I

Visto por fuera, el edificio era… meramente un edificio. No era bello, pero le impresionaba a uno por su enorme masa. Era una forma imponente, de doce pisos de altura, con muros de piedra resistente, espaciado regularmente por mil ventanas y el enorme edificio ocupaba toda una manzana de la ciudad, con fachadas a dos calles. Era tan grandioso, tan enorme, tan sólido, que parecía que había sido tallado de la misma roca eterna, que había sido construido para la eternidad, para resistir allí mientras resistiera la roca misma.

Y, sin embargo, ésta no era la verdad en absoluto. Aquel potente edificio estaba, en realidad, lleno de tuberías y de huecos, como un panal gigantesco. Se sostenía sobre unos arcos curvados que se apoyaban abajo en un vacío enigmático, con los nervios, los huesos y los músculos que bajaban medida tras medida por entre la roca acanalada; bajo aquellos muros basálticos de roca perdurable había un submundo de pisos de sótanos. Debajo de todos éstos, allá lejos en medio de la roca torturada, estaba la profundidad del túnel.

Por lo tanto, a veces ocurría que los residentes de esta residencia imperial notaban un temblor a sus pies cuando pasaba bajo ellos algo débil y repentino y, quizá, recordaban a veces que había trenes allá, muy por debajo de ellos, en aquellas profundidades taladradas. Luego desaparecía todo en las distancias enigmáticas de la roca atormentada. El gran edificio volvía sólidamente a convertirse en piedra y la gente sonreía débilmente, dándose cuenta de que era perdurable e imperturbable, ahora y siempre, como siempre lo había sido.

Un poco antes de las siete, justo al lado del edificio, al ir a entrar a hacer su turno de noche, se le acercó al viejo John un hombre de aproximadamente treinta años en un estado de miseria no disimulada.

—Oiga, usted… —al oír las palabras familiares, el viejo intentó hacerse a un lado. Pero la criatura le agarró por la manga con unos dedos sucios—. Decía yo que a lo mejor podría usted darle a uno un…

—¡No! —exclamó airado el viejo—. ¡No le puedo dar nada! Tengo el doble de años que usted y siempre he tenido que trabajar para conseguir cualquier cosa. ¡Si valiera usted para algo, haría lo mismo!

—¡Ah, sí! —ironizó el otro con una mirada que de repente se había vuelto dura y antipática.

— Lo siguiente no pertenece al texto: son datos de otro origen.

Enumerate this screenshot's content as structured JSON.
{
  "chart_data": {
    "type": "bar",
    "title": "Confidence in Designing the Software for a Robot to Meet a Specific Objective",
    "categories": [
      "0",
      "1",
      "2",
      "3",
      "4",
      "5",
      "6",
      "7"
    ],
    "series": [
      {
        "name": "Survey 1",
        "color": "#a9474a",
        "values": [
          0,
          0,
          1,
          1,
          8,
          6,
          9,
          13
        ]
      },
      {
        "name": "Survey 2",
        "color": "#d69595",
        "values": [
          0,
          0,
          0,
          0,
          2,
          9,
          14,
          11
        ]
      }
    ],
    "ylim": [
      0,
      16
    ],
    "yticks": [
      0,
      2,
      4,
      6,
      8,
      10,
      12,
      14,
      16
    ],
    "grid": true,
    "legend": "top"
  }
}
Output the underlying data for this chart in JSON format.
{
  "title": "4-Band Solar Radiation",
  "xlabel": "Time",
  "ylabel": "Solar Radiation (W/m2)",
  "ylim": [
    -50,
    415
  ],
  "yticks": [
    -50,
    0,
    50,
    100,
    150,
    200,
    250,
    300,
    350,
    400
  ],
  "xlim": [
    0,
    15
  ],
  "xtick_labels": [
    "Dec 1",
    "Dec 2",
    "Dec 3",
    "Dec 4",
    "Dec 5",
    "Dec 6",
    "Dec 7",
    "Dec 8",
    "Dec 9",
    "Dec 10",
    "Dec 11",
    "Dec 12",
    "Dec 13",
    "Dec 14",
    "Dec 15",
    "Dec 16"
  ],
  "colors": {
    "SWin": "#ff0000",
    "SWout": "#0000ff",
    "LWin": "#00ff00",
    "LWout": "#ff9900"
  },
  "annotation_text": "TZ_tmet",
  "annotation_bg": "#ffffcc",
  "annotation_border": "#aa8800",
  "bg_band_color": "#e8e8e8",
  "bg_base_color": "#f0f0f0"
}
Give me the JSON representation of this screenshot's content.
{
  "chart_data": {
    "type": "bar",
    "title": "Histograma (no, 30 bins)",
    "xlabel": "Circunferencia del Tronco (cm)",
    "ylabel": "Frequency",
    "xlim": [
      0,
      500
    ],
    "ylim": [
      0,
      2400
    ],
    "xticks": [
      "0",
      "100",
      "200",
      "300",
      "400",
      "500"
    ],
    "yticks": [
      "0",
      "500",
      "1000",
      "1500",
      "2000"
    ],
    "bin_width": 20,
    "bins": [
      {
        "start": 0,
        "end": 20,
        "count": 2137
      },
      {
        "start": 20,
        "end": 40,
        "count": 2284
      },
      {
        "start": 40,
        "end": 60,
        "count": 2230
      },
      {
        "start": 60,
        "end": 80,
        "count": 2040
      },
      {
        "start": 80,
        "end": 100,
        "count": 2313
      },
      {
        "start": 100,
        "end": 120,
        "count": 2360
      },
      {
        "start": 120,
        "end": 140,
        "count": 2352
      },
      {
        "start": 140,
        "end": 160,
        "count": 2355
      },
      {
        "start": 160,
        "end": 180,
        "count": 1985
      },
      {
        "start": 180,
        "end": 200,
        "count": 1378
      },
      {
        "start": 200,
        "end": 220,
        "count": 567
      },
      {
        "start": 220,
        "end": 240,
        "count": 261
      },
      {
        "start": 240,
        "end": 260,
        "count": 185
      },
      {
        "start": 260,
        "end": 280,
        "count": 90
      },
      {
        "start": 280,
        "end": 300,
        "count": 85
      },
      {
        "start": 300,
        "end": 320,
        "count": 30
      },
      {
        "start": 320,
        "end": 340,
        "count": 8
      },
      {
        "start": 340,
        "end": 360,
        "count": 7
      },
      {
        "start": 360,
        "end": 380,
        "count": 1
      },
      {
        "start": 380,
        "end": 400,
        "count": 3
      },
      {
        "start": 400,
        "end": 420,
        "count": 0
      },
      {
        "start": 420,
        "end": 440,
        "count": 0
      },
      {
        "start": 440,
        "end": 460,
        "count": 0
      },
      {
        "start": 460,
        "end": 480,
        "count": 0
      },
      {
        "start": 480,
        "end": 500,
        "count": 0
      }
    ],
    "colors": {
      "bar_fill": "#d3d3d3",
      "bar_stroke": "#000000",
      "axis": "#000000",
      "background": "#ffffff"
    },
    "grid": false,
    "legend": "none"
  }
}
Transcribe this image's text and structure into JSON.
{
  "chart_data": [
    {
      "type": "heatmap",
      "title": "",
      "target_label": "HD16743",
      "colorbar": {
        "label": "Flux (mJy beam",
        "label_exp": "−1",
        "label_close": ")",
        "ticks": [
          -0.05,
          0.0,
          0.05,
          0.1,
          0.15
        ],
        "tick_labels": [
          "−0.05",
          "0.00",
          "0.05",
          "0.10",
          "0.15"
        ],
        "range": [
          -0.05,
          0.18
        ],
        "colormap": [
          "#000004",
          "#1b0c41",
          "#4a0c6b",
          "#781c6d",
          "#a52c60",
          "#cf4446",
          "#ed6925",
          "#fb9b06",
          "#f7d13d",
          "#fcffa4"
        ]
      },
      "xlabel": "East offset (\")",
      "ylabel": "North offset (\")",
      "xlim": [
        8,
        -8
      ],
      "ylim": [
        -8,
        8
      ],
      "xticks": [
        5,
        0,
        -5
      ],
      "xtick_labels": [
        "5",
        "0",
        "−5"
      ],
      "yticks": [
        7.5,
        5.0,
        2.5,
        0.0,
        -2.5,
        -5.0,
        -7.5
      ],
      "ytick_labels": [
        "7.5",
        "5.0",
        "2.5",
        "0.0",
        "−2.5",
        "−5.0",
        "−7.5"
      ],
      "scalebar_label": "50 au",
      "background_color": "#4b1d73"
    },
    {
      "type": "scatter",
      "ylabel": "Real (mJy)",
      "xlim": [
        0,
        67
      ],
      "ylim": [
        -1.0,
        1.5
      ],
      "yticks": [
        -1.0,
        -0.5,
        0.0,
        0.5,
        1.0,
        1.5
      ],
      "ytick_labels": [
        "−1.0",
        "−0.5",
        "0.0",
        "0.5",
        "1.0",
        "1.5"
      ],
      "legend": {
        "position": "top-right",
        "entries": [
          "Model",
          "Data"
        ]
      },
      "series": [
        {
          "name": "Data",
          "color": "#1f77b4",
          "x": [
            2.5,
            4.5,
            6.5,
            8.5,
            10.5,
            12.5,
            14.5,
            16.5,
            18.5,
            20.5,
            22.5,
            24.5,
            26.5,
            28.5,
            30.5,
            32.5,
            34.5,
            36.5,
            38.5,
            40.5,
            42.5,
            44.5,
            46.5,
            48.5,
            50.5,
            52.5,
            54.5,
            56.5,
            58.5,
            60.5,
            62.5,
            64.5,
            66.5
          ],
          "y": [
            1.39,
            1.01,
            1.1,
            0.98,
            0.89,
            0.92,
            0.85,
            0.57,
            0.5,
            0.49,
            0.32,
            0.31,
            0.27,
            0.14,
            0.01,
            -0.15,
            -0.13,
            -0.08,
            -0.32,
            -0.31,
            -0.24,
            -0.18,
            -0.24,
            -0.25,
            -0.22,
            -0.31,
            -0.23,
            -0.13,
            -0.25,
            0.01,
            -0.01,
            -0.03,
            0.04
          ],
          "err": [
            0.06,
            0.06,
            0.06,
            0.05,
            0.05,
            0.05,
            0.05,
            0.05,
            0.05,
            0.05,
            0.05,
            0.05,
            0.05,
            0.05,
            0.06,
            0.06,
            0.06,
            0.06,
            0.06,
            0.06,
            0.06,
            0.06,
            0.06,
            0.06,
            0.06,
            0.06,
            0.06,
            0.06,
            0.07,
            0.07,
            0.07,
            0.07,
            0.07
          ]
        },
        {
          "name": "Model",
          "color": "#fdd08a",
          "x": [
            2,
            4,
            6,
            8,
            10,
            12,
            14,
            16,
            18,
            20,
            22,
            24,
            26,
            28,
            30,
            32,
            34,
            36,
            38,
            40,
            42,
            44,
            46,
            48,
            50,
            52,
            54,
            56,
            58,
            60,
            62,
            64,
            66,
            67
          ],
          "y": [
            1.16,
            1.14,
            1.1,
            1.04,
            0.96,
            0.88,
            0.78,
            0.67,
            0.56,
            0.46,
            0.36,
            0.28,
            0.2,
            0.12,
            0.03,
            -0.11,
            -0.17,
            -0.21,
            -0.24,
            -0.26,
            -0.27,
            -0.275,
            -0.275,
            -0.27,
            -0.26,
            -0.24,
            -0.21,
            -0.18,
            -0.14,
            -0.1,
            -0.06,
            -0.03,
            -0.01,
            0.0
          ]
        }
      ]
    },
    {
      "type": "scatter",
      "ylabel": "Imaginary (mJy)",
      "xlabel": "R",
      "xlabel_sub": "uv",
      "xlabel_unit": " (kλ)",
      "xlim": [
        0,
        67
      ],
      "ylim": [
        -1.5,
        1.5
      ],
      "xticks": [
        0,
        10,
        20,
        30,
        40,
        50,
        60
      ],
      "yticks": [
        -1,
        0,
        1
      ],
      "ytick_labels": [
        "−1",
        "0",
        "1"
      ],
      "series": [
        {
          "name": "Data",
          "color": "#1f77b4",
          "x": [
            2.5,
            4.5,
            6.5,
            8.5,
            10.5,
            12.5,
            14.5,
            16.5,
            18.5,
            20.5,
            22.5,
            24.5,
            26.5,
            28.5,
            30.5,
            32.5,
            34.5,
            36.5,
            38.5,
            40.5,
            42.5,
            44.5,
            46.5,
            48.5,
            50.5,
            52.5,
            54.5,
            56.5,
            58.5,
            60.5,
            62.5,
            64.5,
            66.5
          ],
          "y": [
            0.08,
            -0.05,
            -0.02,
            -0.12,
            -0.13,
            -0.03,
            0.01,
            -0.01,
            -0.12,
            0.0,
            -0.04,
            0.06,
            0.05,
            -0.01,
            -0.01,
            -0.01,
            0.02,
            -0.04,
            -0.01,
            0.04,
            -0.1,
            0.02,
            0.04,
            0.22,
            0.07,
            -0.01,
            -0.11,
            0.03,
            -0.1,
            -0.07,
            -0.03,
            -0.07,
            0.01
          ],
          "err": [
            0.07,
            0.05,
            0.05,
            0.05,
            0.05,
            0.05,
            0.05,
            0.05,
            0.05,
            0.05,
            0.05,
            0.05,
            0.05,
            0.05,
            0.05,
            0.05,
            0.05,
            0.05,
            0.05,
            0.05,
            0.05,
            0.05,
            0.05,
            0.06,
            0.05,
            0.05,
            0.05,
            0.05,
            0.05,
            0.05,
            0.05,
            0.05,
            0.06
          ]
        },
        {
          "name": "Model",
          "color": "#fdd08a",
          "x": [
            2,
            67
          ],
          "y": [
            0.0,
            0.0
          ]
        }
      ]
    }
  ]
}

—¡Sí! —le contestó el viejo John en el mismo tono, y siguió adelante, pensando que quizá fuera inadecuado este tipo de respuesta irónica, pero sin poder hacer nada mejor por el momento.

Seguía hablando solo cuando llegó a la gran entrada arqueada del edificio y emprendió el camino de las columnatas que llevaban al ala sur.

—¿Qué pasa, abuelo? —le preguntó Ed el ascensorista de día—. ¿Quién le ha puesto de tan mal humor?

—¡Ah! —murmuró John, que seguía experimentando resentimiento—. ¡Son esos mendigos de tres al cuarto! ¡Un muchacho que no sería mayor que tú y me ha querido pedir una limosna!

—¿Sí? —dijo Ed con tono de ligero interés.

—Sí —dijo John—. Tendrían que mantener a esos tipos alejados de aquí. No tienen derecho a molestar a la clase de gente que tenemos aquí —se notó una especie de reblandecimiento en su voz cuando pronunció las palabras «a la clase de gente que tenemos aquí»; parecía que era aquí donde había que mostrarse reverente, que la clase de gente que tenemos aquí era, pese a todo, a quien había que proteger y preservar.

—Es la única razón por la que se quedan por aquí —dijo el viejo—. Saben que pueden sacarles algo a la clase de gente que tenemos aquí, que les pueden sacar una buena tajada. Si fuera yo el administrador, ya me cuidaría de impedirlo.

Y tras haber expresado sus opiniones, pasó John por la puerta de servicio del ala sur y, momentos después, estaba en su puesto, preparado para una noche de trabajo.